Si hubiera alguna duda de si Ashleigh Barty merecía el puesto número uno en ese entonces, no puede haber ninguna en este momento. El australiano ha hablado con aplomo durante los últimos seis meses, ganando grandes títulos en las tres superficies (Miami - pista dura, Stuttgart - arcilla y Wimbledon - hierba).
Barty es, con mucho, la jugadora de la WTA más consistente que hemos tenido desde los años pico de Serena Williams, y posiblemente la No. 1 del mundo más fuerte desde Angelique Kerber en 2016. Realmente se destaca de los campeones de la WTA más recientes, con su juego matizado que se basa en más en el toque que en los golpes de pelota, su negativa a acompañar cada tiro con un chillido desgarrador y su compromiso con la rutina de la gira de una semana a otra.
¿Qué tan alto puede volar Ashleigh Barty?
Ashleigh Barty saluda a la multitud de la cancha central durante Wimbledon 2021
Ashleigh Barty ha estado en nuestra conciencia durante mucho tiempo, pero de alguna manera se siente como si estuviera comenzando. Hay tantas avenidas y posibilidades a su disposición que es difícil predecir qué nueva montaña escalará a continuación.
La ruptura del tenis 2014-2016 de Barty, y su posterior incursión en el cricket, ha sido tan publicitada que estamos casi cansados de escuchar sobre ella. Pero sirve como un recordatorio importante de que el australiano no es alguien que evite las decisiones difíciles.

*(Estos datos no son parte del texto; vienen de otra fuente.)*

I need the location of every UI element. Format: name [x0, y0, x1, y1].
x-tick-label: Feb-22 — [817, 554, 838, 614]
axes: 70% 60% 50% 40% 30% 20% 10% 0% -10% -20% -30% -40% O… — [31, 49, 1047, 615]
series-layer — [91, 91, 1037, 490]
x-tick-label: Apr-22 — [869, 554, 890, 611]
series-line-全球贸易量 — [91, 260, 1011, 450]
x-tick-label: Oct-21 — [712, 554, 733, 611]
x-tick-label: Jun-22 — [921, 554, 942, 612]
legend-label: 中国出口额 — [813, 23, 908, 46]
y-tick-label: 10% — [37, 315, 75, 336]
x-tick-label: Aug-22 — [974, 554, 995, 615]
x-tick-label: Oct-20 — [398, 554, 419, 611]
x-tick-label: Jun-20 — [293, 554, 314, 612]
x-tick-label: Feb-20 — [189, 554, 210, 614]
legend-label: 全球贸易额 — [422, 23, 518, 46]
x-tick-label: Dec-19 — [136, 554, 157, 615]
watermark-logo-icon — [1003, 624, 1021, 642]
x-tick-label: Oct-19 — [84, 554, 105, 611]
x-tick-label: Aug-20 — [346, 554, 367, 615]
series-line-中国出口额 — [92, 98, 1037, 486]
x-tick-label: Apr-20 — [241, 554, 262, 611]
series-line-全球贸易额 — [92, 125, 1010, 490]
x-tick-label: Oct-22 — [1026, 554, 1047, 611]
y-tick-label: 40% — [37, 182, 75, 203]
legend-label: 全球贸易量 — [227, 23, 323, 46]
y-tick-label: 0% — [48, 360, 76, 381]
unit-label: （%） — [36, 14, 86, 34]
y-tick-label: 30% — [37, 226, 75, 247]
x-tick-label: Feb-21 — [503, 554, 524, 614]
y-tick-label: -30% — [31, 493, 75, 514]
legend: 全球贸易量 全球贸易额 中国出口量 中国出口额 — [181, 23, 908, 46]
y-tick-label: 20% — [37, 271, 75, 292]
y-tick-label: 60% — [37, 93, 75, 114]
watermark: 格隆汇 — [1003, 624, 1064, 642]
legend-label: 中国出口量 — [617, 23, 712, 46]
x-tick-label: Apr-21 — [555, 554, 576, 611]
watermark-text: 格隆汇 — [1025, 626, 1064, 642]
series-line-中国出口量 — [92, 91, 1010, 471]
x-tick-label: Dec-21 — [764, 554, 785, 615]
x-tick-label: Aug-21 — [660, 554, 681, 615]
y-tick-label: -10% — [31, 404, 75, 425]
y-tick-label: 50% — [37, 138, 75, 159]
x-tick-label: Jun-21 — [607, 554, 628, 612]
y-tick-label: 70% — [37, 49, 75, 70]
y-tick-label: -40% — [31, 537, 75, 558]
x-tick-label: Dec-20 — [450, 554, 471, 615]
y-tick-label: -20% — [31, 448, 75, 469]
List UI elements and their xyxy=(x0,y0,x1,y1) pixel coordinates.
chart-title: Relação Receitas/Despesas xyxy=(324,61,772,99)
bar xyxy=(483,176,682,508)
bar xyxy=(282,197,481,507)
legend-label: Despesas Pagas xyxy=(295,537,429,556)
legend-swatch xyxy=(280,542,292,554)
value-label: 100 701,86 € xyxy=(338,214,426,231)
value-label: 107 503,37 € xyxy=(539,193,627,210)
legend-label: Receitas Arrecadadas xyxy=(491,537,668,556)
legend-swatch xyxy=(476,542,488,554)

Naomi Osaka puede ser el rostro de la conciencia de la salud mental en el tenis en este momento, pero Ashleigh Barty también ha estado haciendo su parte en silencio. Aparte de ese 'descanso' de cricket, Barty también se propuso priorizar su salud y seguridad por encima de los puntos de clasificación o trofeos en la segunda mitad de 2020.
Para una mujer que ganó su primer Slam en Roland Garros a pesar de tener un juego aparentemente hecho a la medida para superficies más rápidas, tal vez su decisión de ir en contra de la manada no debería haber sido una sorpresa. La australiana no es más que una rompe moldes, y no se sabe qué vendrá a continuación en su alegre viaje.
Ashleigh Barty es muchas cosas y puede ser lo que queramos que sea. Tal vez esa debería ser nuestra señal para no intentar forzarla a entrar en ninguna caja y, en cambio, celebrar todo lo que trae a la mesa.